First: catch your body before it blows. What’s your tell? Jaw locked, heat crawling up your neck, hands turning into fists. Everyone’s got an early warning system. Find yours.
Just noticing you’re overloaded is the first move. The ashes you’re standing in? Name them. Sometimes all it takes is one thought — “my nervous system is fried,” or “I’m in survival mode.” That’s enough to wedge a little space into the spiral. Not to fix it. Just to interrupt it.
Sometimes that interruption works fast. Sometimes it takes an hour. Sometimes you need the whole day to crawl back to baseline. That’s not failure. That’s your nervous system doing its job. The goal isn’t to bounce back. It’s to stop the free fall.
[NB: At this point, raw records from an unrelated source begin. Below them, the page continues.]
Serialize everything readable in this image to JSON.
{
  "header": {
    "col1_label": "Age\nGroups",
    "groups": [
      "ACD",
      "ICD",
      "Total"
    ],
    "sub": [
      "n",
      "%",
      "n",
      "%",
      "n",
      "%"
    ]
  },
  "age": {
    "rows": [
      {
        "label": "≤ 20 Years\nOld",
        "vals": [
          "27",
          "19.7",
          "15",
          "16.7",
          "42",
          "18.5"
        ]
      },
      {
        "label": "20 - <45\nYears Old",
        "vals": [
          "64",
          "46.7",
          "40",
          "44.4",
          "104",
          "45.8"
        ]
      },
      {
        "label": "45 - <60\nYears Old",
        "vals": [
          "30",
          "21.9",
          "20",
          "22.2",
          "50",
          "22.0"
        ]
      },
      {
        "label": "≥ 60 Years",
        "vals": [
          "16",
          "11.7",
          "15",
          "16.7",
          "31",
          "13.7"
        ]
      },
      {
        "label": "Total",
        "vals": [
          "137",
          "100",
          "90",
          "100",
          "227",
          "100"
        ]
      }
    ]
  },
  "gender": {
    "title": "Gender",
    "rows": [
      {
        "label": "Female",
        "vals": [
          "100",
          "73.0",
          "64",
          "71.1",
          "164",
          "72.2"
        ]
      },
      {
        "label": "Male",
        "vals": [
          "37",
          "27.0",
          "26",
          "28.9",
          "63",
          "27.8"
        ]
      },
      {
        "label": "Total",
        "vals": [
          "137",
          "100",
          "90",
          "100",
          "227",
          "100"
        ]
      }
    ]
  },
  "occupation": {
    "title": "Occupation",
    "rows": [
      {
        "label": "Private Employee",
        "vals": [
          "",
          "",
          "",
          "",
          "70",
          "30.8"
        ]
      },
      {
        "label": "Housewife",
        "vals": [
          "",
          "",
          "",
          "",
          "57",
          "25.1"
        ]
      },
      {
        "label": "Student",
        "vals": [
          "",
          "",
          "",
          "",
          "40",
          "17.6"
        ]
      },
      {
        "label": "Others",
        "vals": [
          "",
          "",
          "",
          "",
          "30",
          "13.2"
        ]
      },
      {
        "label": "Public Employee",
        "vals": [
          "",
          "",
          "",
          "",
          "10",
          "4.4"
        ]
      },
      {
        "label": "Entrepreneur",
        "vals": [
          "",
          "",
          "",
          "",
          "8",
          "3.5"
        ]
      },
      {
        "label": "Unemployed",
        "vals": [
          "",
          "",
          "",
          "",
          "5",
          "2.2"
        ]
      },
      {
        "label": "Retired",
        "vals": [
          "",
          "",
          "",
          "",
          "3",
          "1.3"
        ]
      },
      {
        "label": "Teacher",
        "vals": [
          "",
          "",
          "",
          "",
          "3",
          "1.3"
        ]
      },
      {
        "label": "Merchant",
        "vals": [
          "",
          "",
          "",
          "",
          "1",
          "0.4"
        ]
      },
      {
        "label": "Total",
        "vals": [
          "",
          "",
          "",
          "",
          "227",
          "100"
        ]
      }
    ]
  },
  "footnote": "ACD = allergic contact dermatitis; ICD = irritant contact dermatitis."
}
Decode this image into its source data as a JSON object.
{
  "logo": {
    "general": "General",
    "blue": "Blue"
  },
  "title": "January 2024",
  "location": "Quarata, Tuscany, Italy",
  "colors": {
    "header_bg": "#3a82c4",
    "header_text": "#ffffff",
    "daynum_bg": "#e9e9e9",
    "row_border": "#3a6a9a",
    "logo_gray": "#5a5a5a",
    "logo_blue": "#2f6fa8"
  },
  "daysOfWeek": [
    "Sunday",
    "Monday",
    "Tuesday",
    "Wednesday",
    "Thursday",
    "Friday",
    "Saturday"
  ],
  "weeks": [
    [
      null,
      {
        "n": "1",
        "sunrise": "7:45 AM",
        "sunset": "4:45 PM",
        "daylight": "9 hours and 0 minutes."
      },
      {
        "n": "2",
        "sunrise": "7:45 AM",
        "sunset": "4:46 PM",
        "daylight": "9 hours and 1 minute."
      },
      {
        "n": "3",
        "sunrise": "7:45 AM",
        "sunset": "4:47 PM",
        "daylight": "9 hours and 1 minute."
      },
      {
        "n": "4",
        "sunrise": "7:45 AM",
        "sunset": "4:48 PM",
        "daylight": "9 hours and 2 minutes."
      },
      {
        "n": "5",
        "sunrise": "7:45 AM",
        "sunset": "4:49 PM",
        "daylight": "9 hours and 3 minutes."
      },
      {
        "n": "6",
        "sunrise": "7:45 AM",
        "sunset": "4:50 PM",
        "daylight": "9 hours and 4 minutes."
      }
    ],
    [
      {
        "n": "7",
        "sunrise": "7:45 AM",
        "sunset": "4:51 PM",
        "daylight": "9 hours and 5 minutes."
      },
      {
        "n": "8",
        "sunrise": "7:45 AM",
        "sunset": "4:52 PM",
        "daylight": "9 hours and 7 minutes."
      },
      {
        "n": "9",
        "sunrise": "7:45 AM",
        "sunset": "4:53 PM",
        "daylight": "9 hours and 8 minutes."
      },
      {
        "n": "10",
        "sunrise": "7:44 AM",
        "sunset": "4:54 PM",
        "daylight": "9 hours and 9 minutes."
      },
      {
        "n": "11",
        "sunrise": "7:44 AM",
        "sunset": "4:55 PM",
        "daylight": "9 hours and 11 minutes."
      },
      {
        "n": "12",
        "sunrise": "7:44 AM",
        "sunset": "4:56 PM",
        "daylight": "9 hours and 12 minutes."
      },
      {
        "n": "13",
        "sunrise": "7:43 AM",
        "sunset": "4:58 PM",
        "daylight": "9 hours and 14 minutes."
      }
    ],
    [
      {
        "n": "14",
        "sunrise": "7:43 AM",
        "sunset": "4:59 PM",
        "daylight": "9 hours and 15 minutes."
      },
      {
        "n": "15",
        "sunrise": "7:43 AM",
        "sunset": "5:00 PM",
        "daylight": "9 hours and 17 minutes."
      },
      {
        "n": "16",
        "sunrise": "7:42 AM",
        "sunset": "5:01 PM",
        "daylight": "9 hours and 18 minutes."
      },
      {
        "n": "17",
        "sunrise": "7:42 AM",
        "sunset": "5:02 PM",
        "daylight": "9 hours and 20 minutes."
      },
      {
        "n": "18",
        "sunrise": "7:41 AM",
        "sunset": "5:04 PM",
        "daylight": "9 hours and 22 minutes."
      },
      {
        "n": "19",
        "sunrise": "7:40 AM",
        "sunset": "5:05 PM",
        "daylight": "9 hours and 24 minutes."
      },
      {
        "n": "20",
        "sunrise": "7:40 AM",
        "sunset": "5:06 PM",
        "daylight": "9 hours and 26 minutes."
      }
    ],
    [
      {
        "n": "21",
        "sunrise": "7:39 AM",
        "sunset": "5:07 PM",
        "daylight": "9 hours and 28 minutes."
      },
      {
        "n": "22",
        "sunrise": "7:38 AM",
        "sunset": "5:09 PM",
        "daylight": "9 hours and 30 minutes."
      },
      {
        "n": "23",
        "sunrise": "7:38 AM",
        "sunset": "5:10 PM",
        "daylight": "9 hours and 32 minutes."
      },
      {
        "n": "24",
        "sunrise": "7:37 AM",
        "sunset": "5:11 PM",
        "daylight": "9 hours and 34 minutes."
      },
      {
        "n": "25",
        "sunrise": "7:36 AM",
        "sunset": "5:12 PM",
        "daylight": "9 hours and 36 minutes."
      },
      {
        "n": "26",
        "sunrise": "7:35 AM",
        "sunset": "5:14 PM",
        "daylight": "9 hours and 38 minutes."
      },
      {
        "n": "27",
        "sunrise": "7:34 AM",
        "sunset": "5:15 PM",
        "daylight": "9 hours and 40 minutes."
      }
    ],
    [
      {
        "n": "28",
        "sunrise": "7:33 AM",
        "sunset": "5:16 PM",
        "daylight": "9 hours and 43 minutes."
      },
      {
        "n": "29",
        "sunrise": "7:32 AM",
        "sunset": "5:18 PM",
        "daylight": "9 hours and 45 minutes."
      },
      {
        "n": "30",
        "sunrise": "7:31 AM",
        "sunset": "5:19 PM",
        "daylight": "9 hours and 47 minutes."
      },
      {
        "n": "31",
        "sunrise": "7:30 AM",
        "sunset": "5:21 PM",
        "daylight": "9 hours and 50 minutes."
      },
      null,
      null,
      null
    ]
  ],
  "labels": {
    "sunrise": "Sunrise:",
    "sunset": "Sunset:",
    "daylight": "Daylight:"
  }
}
Then use an actual exit strategy. “I need two minutes,” and you go sit in your car. Or say to your kid, “I love you, but my body needs a break,” and step away. Not as punishment. As information.
This time, maybe instead of going from zero to screaming in three seconds, you get a five-second window. Maybe you still feel numb during bedtime, but then your kid says something funny, and for just a flash, you feel it. That warmth. That “oh, there you are” feeling you thought was broken forever. An ember that there is more.
When you let your kids see this, you’re normalizing the process of identifying, naming, and managing your own spiral. You’re teaching them that bodies have limits. That recognizing those limits isn’t weakness — it’s wisdom. That sometimes the most loving thing you can do is step away before you become someone you don’t want to be. They’re learning that emotions are real, that regulation is a skill, and that asking for what you need is possible. That’s not damage. That’s modeling what it looks like to be human.
Understanding this doesn’t magically fix it — your nervous system doesn’t just flip back online because you finally get what’s happening. But it changes everything anyway. When you stop seeing yourself as broken and start seeing your nervous system as something that’s been working overtime to protect you, the shame begins to lift. And shame is expensive. When that eases, even a little, you have more resources available.
Slowly. In small moments. You stop adding self-hatred to an already overwhelmed system. You recognize the signs earlier and intervene before you’re screaming about a pencil.
You can look at your kids and think, “I can’t feel it right now, but I know I love you,” without that thought destroying you.